When I first transferred to Silicon Valley in 1990 I wondered what everyone did when they weren’t working. It soon became apparent that when you were working for a computer company in the innovation capital of the world there was not a lot of time to hang out at the beach. The opportunities were endless, but so was the work! I found myself continuously fighting a battle to stay healthy and balanced.
Although it took a couple years to get used to the cold water (thank you, O’Neill wetsuits!), surfing soon became my relief valve from the hectic pace. I launched “Surfing for Balance in Silicon Valley” in 2014 to begin blogging about my struggle to stay afloat as a way to apply my voice to the work-life integration challenge in Silicon Valley.
Writing about the nonstop juggling act between work, family and self began to parallel my training for a triathlon. I was constantly balancing my time to make sure each event got its allotted time. I soon created the Circle of Life as a tool to provide my own emergency warning system when one area got out of whack (work, family, or self). A story from my early career with ROLM is an example when my work was taking over.
I Have Become That Man!
ROLM was a dream company to start a career, and they were led by one of Silicon Valley’s great pioneers, Ken Oshman, who established “Great Place To Work” (GPW) as a corporate goal at ROLM in the early 1970s. I was later managing a global product development team with Siemens ROLM in 1990 when this story takes place.
Our product teams were split between the U.S. and Germany, requiring me to fly to Munich quarterly to help coordinate development activities. Waiting at San Francisco International Airport to board my flight to Munich, I was strategically positioned next to the only power outlet in sight for my laptop. Typing out urgent last-minute emails to my team, I likely had veins popping out of my forehead as I raced against to call to begin boarding.
An older businessman suddenly approached me, clearly wanting to chat. Probably in his 60s with grey hair, he wore a smart suit and tie and patiently waited for me to pause from my furious pace. When I finally looked up he blurted out that I reminded him of whom he had been twenty years before. Then he paused, as if that needed to sink in.
He said he was stopping by to tell me to relax, to slow down; “Stop and smell the roses,” he said. He then assured me it all would be waiting for me when I landed in Munich. He said all this in a very relaxed and purposeful manner, looking me straight in the eye. He finished with,
“You’ll see when you’re my age, that it really doesn’t matter.”
I was aghast he had the audacity to tell me this when he had no idea who I was, who I worked for, or where I was going and why. Yet I had an immediate sense that he was absolutely right.
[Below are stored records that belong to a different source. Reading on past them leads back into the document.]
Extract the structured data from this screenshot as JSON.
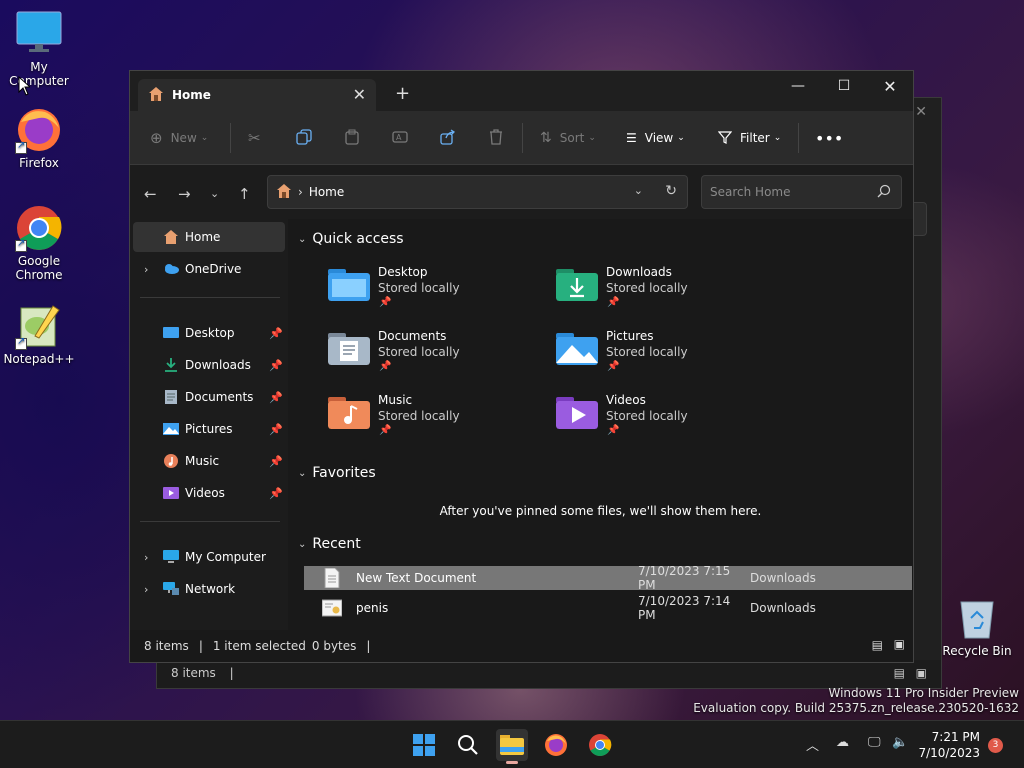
{
  "desktop": {
    "icons": [
      {
        "label": "My Computer"
      },
      {
        "label": "Firefox"
      },
      {
        "label": "Google Chrome"
      },
      {
        "label": "Notepad++"
      }
    ],
    "recycle_bin": "Recycle Bin",
    "watermark_line1": "Windows 11 Pro Insider Preview",
    "watermark_line2": "Evaluation copy. Build 25375.zn_release.230520-1632"
  },
  "bg_window": {
    "status": "8 items"
  },
  "window": {
    "tab_title": "Home",
    "toolbar": {
      "new": "New",
      "sort": "Sort",
      "view": "View",
      "filter": "Filter"
    },
    "address": {
      "location": "Home",
      "search_placeholder": "Search Home"
    },
    "sidebar": {
      "home": "Home",
      "onedrive": "OneDrive",
      "pinned": [
        {
          "label": "Desktop"
        },
        {
          "label": "Downloads"
        },
        {
          "label": "Documents"
        },
        {
          "label": "Pictures"
        },
        {
          "label": "Music"
        },
        {
          "label": "Videos"
        }
      ],
      "my_computer": "My Computer",
      "network": "Network"
    },
    "quick_access": {
      "heading": "Quick access",
      "items": [
        {
          "name": "Desktop",
          "sub": "Stored locally"
        },
        {
          "name": "Downloads",
          "sub": "Stored locally"
        },
        {
          "name": "Documents",
          "sub": "Stored locally"
        },
        {
          "name": "Pictures",
          "sub": "Stored locally"
        },
        {
          "name": "Music",
          "sub": "Stored locally"
        },
        {
          "name": "Videos",
          "sub": "Stored locally"
        }
      ]
    },
    "favorites": {
      "heading": "Favorites",
      "empty_text": "After you've pinned some files, we'll show them here."
    },
    "recent": {
      "heading": "Recent",
      "rows": [
        {
          "name": "New Text Document",
          "date": "7/10/2023 7:15 PM",
          "location": "Downloads"
        },
        {
          "name": "penis",
          "date": "7/10/2023 7:14 PM",
          "location": "Downloads"
        }
      ]
    },
    "status": {
      "items": "8 items",
      "selected": "1 item selected",
      "size": "0 bytes"
    }
  },
  "taskbar": {
    "time": "7:21 PM",
    "date": "7/10/2023",
    "notifications": "3"
  },
  "colors": {
    "accent": "#0078d4",
    "folder_blue": "#3ea1f0",
    "folder_green": "#27b07f",
    "selection": "#777777"
  }
}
I remember his words playing back to me over that long flight. I never saw him again. I believe he was an angel sent to help me slow down. Many years after that incident, I have become that man!
Thirty-five years into my life and launching my career in high technology, I accepted Jesus Christ as my Lord and Savior. Since then I have been on a walk of continual growth in understanding the plan God has for my life, realizing I am not actually the one in control.
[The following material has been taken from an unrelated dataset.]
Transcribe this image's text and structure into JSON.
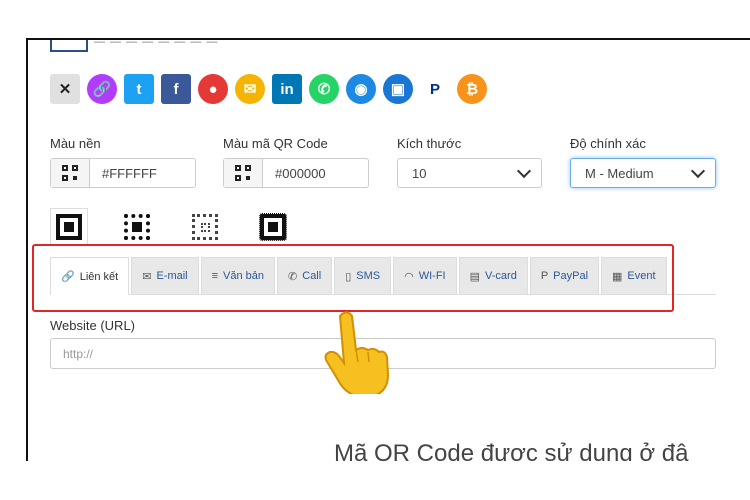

Maybe I am losing some who do not believe the Bible, and I fully understand. Many in the surfing community are not followers of Jesus. Stick with me, as we all wonder at times about the truth of scripture.
As a life-long surfer who grew up without a church background, I became a student of Bible Study Fellowship (BSF) to better understand God’s word. BSF soon led me on a path to knowing God through my eternal destiny: heaven. Belief in the glorious wonder of what God has waiting for us has been a lightning bolt of change for me in my faith. In anticipation of heaven, I have found the perseverance to handle today’s challenges, and hope for what tomorrow brings. As crazy as it sounds, I believe we could be Surfing in Heaven when we get there!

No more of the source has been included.